Ainsi, le nombre d’assistantes maternelles est très lié à la population des jeunes enfants même s’il dépend également d’autres facteurs (présence de crèches, activité des parents). Dans les années à venir, si les tendances démographiques actuelles se poursuivent, le nombre de jeunes enfants serait en faible croissance pour l’ensemble de la région, avec des disparités géographiques fortes. Ce sont en effet principalement les pays limitrophes de Rennes et ceux de Vannes et Brest qui connaîtraient la croissance la plus forte. Les pays du Trégor-Goëlo, du Centre-Ouest-Bretagne et dans une moindre mesure celui de Lorient, verraient au contraire la population de jeunes enfants se réduire.
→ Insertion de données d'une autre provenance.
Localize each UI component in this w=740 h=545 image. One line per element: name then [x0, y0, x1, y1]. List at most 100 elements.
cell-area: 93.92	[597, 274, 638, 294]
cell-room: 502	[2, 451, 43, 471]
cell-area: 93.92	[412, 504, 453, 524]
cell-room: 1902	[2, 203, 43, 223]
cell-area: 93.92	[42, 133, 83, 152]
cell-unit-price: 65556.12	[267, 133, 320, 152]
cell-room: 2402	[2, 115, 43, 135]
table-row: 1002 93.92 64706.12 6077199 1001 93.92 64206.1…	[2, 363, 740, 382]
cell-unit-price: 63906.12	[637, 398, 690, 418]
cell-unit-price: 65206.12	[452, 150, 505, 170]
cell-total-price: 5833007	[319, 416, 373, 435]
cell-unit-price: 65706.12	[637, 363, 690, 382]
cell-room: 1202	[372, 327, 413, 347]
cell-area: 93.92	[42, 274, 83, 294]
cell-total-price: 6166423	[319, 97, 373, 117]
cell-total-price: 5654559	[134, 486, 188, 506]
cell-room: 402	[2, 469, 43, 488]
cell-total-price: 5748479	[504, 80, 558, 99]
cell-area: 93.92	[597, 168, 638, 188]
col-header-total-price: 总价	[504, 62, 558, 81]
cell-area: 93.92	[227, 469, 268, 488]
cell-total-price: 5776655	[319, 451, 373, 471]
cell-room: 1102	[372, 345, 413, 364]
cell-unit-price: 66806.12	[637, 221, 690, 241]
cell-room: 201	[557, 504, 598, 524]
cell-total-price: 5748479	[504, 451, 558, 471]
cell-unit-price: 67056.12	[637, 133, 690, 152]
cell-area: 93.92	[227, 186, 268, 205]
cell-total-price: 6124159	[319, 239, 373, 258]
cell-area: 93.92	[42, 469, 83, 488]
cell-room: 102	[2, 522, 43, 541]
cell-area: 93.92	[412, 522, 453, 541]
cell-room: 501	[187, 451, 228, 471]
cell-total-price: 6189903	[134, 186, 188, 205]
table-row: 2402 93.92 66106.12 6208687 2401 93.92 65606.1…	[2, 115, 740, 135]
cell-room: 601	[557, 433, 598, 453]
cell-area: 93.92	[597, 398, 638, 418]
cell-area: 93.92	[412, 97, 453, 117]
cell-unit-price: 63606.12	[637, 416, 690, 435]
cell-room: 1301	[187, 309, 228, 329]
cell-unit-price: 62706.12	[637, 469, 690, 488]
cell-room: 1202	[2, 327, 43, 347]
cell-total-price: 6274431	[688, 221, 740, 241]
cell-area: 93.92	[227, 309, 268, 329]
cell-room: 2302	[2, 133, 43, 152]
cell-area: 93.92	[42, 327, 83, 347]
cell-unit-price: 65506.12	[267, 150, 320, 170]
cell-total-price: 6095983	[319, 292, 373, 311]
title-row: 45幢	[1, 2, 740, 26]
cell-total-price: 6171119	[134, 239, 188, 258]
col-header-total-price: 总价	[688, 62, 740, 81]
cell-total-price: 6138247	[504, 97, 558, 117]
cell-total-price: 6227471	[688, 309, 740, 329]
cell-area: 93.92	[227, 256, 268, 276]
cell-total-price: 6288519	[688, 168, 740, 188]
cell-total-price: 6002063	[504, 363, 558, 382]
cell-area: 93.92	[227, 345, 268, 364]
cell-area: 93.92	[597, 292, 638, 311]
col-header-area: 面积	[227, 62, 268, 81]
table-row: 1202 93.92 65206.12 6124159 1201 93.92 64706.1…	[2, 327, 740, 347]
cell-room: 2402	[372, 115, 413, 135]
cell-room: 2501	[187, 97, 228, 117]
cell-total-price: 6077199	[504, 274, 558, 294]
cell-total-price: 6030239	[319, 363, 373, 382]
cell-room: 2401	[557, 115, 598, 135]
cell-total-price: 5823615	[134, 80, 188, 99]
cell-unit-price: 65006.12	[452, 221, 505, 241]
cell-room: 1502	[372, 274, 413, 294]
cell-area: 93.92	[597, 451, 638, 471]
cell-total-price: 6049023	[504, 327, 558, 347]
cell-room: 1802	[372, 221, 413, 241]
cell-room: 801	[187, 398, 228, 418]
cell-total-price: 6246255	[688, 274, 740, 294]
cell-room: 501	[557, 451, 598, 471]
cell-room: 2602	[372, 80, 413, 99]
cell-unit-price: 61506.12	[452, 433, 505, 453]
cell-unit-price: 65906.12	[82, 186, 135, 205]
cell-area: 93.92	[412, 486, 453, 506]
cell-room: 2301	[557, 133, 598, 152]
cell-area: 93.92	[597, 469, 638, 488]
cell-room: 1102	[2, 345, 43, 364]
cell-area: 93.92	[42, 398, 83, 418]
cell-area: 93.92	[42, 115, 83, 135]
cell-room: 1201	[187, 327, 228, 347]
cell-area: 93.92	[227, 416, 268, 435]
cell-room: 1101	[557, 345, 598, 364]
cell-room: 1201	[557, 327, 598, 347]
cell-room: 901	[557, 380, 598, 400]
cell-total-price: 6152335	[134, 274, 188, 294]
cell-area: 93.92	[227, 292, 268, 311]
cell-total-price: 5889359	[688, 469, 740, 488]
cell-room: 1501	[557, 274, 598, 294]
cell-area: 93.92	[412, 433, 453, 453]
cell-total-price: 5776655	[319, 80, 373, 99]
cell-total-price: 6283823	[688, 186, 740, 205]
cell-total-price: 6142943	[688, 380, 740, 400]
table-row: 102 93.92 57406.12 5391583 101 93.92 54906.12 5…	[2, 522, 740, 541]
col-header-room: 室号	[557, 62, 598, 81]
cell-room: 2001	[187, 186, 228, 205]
Dans tous les territoires, les variations seraient toutefois de trop faible amplitude pour avoir, par le seul effet démographique, un impact notable sur l’emploi.

En ce qui concerne les aides à domicile, très liées au nombre de personnes âgées, il convient de distinguer le court et le moyen terme. En effet, si la population de 70 à 74 ans devait augmenter fortement d’ici 2020, ce n’est pas le cas de celle des 75-85 ans (générations creuses nées pendant les années 1930), actuellement les plus consommatrices de services à domicile. Au contraire, la population de 75 à 85 ans devrait diminuer dans tous les pays bretons d’ici 2020. Des besoins pourraient cependant émerger compte tenu de la pyramide des âges de cette profession où 40 % des salariés de 2009 pourraient cesser leur activité d’ici 2020 (contre 30,8 % en moyenne tous métiers confondus). A moyen terme, à partir de 2020, l’arrivée des baby-boomers à un âge plus avancé devrait favoriser la création d’emplois. En effet, le nombre de personnes de 75 à 80 ans pourrait augmenter de 50 000 dans la région.